Bethe Learning of Graphical Models via MAP Decoding
Proceedings of the 19th International Conference on Artificial Intelligence and Statistics, PMLR 51:1096-1104, 2016.
Many machine learning tasks require fitting probabilistic models over structured objects, such as pixel grids, matchings, and graph edges. Maximum likelihood estimation (MLE) for such domains is challenging due to the intractability of computing partition functions. One can resort to approximate marginal inference in conjunction with gradient descent, but such algorithms require careful tuning. Alternatively, in frameworks such as the structured support vector machine (SVM-Struct), discriminative functions are learned by iteratively applying efficient maximum a posteriori (MAP) decoders.
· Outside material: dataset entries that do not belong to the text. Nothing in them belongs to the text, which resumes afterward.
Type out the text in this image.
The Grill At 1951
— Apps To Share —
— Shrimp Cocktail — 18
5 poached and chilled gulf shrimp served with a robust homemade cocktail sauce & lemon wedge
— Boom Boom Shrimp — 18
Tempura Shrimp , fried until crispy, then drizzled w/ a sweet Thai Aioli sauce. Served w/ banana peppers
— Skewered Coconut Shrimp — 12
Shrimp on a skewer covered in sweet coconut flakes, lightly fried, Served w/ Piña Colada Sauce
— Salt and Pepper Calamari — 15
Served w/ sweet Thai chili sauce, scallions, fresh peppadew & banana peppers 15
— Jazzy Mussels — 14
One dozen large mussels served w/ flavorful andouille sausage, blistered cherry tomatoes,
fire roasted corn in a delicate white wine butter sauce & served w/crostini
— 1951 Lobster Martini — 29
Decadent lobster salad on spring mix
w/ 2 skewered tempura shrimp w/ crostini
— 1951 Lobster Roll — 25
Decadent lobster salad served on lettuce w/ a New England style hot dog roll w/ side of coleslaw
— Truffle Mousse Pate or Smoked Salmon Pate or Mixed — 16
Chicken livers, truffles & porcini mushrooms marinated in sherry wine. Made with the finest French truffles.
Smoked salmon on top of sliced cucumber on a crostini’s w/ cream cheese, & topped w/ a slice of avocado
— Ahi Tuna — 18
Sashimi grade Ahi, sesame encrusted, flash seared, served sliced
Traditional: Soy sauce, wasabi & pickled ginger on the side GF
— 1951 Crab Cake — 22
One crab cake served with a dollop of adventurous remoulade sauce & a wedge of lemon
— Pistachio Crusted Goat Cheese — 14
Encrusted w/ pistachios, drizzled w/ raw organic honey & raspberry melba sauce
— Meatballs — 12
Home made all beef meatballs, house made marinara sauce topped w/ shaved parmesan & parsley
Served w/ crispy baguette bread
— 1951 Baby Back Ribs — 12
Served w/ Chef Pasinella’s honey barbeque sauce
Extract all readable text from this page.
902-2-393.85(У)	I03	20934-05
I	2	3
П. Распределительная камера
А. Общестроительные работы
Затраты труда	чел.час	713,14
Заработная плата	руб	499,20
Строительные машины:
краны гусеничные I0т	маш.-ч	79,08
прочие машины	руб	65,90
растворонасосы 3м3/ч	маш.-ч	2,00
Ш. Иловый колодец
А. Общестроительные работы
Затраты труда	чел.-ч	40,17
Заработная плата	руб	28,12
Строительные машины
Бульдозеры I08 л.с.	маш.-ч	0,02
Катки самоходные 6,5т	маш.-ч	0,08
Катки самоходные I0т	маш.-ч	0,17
We introduce MLE-Struct, a method for learning discrete exponential family models using the Bethe approximation to the partition function. Remarkably, this problem can also be reduced to iterative (MAP) decoding. This connection emerges by combining the Bethe approximation with the Frank-Wolfe (FW) algorithm on a convex dual objective, which circumvents the intractable partition function. Our method can learn both generative and conditional models and is substantially faster and easier to implement than existing MLE approaches while still relying on the same black-box interface to MAP decoding as SVM-Struct. We perform competitively on problems in denoising, segmentation, matching, and new datasets of roommate assignments and news and financial time series.